Competition watchdog and Qantas chief Alan Joyce have both warned of an imminent rise in airfare costs, with a rise in oil prices set to slow the aviation sector's recovery from the COVD-19 pandemic.
Qantas chief executive Alan Joyce said on Tuesday that the current crude oil price of $130 a barrel -- a 13-year high from the Ukraine war, up from $73 in early 2022 -- translated to a 7 percent increase from the average. Airfare, with a 1 percent increase for every $4 a barrel thereafter.
“Unfortunately if they [oil prices] remain at these levels, airfares will increase,” Mr Joyce said at an Australian Financial Review event. "Seven percent isn't massive, but it will have an impact, I think, at some level of travel."
The Australian Competition and Consumer Commission warned of a significant drop in domestic airfares in the summer as carriers tried to stimulate demand amid the Omicron COVID-19 wave and Rex Airlines on inter-city routes Qantas, Jetstar and Challenged Virgin Australia.
But fares were rising in February, with the cheapest tickets jumping from $10 to $20 on flights between Sydney, Melbourne, the Gold Coast and Brisbane.

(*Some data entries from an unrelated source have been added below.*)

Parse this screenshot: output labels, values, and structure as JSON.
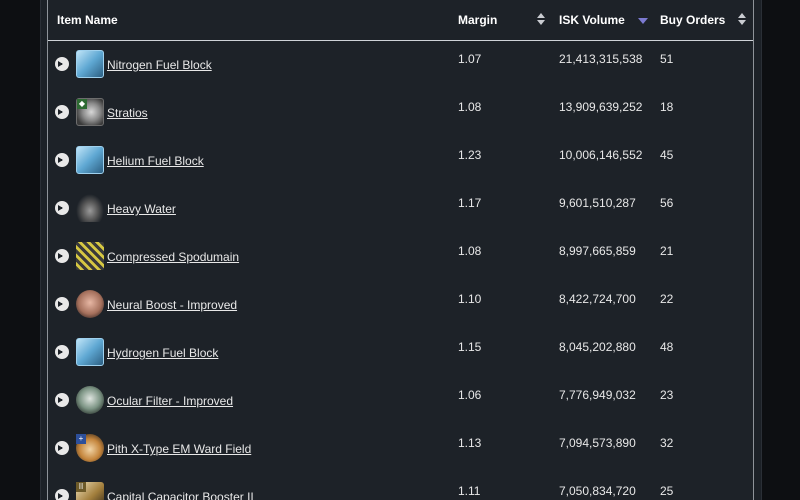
{
  "columns": {
    "item_name": "Item Name",
    "margin": "Margin",
    "isk_volume": "ISK Volume",
    "buy_orders": "Buy Orders"
  },
  "sort": {
    "active_column": "ISK Volume",
    "direction": "descending"
  },
  "rows": [
    {
      "name": "Nitrogen Fuel Block",
      "icon": "fuel-block-icon",
      "margin": "1.07",
      "isk_volume": "21,413,315,538",
      "buy_orders": "51"
    },
    {
      "name": "Stratios",
      "icon": "ship-icon",
      "margin": "1.08",
      "isk_volume": "13,909,639,252",
      "buy_orders": "18"
    },
    {
      "name": "Helium Fuel Block",
      "icon": "fuel-block-icon",
      "margin": "1.23",
      "isk_volume": "10,006,146,552",
      "buy_orders": "45"
    },
    {
      "name": "Heavy Water",
      "icon": "heavy-water-icon",
      "margin": "1.17",
      "isk_volume": "9,601,510,287",
      "buy_orders": "56"
    },
    {
      "name": "Compressed Spodumain",
      "icon": "ore-icon",
      "margin": "1.08",
      "isk_volume": "8,997,665,859",
      "buy_orders": "21"
    },
    {
      "name": "Neural Boost - Improved",
      "icon": "implant-icon",
      "margin": "1.10",
      "isk_volume": "8,422,724,700",
      "buy_orders": "22"
    },
    {
      "name": "Hydrogen Fuel Block",
      "icon": "fuel-block-icon",
      "margin": "1.15",
      "isk_volume": "8,045,202,880",
      "buy_orders": "48"
    },
    {
      "name": "Ocular Filter - Improved",
      "icon": "implant-icon",
      "margin": "1.06",
      "isk_volume": "7,776,949,032",
      "buy_orders": "23"
    },
    {
      "name": "Pith X-Type EM Ward Field",
      "icon": "shield-module-icon",
      "margin": "1.13",
      "isk_volume": "7,094,573,890",
      "buy_orders": "32"
    },
    {
      "name": "Capital Capacitor Booster II",
      "icon": "capacitor-module-icon",
      "margin": "1.11",
      "isk_volume": "7,050,834,720",
      "buy_orders": "25"
    }
  ]
}
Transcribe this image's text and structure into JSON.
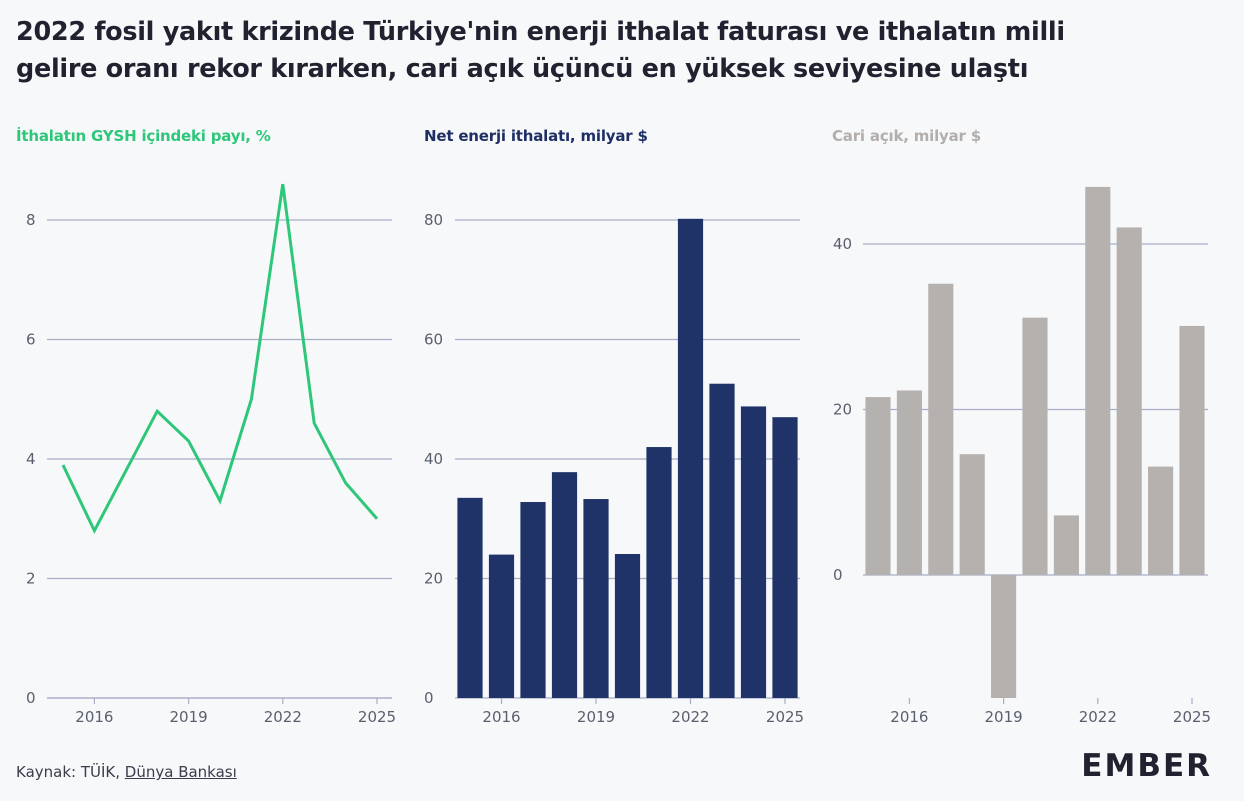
{
  "title": {
    "line1": "2022 fosil yakıt krizinde Türkiye'nin enerji ithalat faturası ve ithalatın milli",
    "line2": "gelire oranı rekor kırarken, cari açık üçüncü en yüksek seviyesine ulaştı"
  },
  "footer": {
    "source_prefix": "Kaynak: TÜİK, ",
    "source_link": "Dünya Bankası",
    "logo": "EMBER"
  },
  "colors": {
    "line": "#2ec77a",
    "bar_energy": "#1f3368",
    "bar_deficit": "#b5b1ae",
    "grid": "#a9adc6"
  },
  "chart_data": [
    {
      "type": "line",
      "title": "İthalatın GYSH içindeki payı, %",
      "x": [
        2015,
        2016,
        2017,
        2018,
        2019,
        2020,
        2021,
        2022,
        2023,
        2024,
        2025
      ],
      "values": [
        3.9,
        2.8,
        3.8,
        4.8,
        4.3,
        3.3,
        5.0,
        8.6,
        4.6,
        3.6,
        3.0
      ],
      "ylim": [
        0,
        8.6
      ],
      "yticks": [
        0,
        2,
        4,
        6,
        8
      ],
      "xticks": [
        2016,
        2019,
        2022,
        2025
      ],
      "grid": true
    },
    {
      "type": "bar",
      "title": "Net enerji ithalatı, milyar $",
      "x": [
        2015,
        2016,
        2017,
        2018,
        2019,
        2020,
        2021,
        2022,
        2023,
        2024,
        2025
      ],
      "values": [
        33.5,
        24,
        32.8,
        37.8,
        33.3,
        24.1,
        42,
        80.2,
        52.6,
        48.8,
        47
      ],
      "ylim": [
        0,
        80
      ],
      "yticks": [
        0,
        20,
        40,
        60,
        80
      ],
      "xticks": [
        2016,
        2019,
        2022,
        2025
      ],
      "grid": true
    },
    {
      "type": "bar",
      "title": "Cari açık, milyar $",
      "x": [
        2015,
        2016,
        2017,
        2018,
        2019,
        2020,
        2021,
        2022,
        2023,
        2024,
        2025
      ],
      "values": [
        21.5,
        22.3,
        35.2,
        14.6,
        -15,
        31.1,
        7.2,
        46.9,
        42,
        13.1,
        30.1
      ],
      "ylim": [
        -15,
        40
      ],
      "yticks": [
        0,
        20,
        40
      ],
      "xticks": [
        2016,
        2019,
        2022,
        2025
      ],
      "grid": true
    }
  ]
}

ACCC President Rod Sims said, "If these [oil] prices remain at stratospheric levels ... it will hurt consumers badly."
Fuel typically accounts for about a quarter of what airlines cost. Tony Weber, the airline's economist, said airlines would increase fares and more slowly increase the ability to return to the skies. This was especially true for international routes, he said, which burn more fuel and have less demand after the pandemic.
"Every extra seat they put in the market is going to cost them more materially, so it reduces the incentive to return seats to the market," said Dr Weber, a former chief economist at Qantas. "Even if fuel prices didn't go up, they needed to raise prices to repair their profits and their balance sheets."
Peter Harbison, president of the CAPA - Center for Aviation, said Qantas and Virgin were still trying to generate cash and get employees back to work by releasing cheap airfares to the market, but this would be temporary.
"After a while, the dire need for cash starts outweighing the much deeper need to make profits again," he said. "Obviously if oil prices stay there then prices should go up."
Flight Center boss Graham Turner said oil would increase fares, but how quickly foreign carriers could return to Australia would have a major impact, noting that some Australia-US fares were particularly high.
"Once capacity comes back, I think prices will return to normal," he told the AFR event.
Virgin Australia CEO Jeanne Hrdlica said last week that competition between airlines as they try to get their fleets back into the skies would keep fares low, even if some of the higher costs came down.
"So we can see that there is a slight increase in fares, but it is a very low base," she said at a Tourism Australia conference. "Consumers can really rest assured that there are going to be great value deals to be had in no time at all when they visit this wonderful country."
Mr Joyce said Qantas would be protected from higher oil prices in the short term by its hedging program, slashing 90 per cent of its fuel usage by mid-year, 50 per cent for the September quarter and 30 per cent for December. quarter.
Qantas' share price has fallen 11 percent over the past week, closing Tuesday at $4.52, reflecting a sharp drop in airline stocks around the world.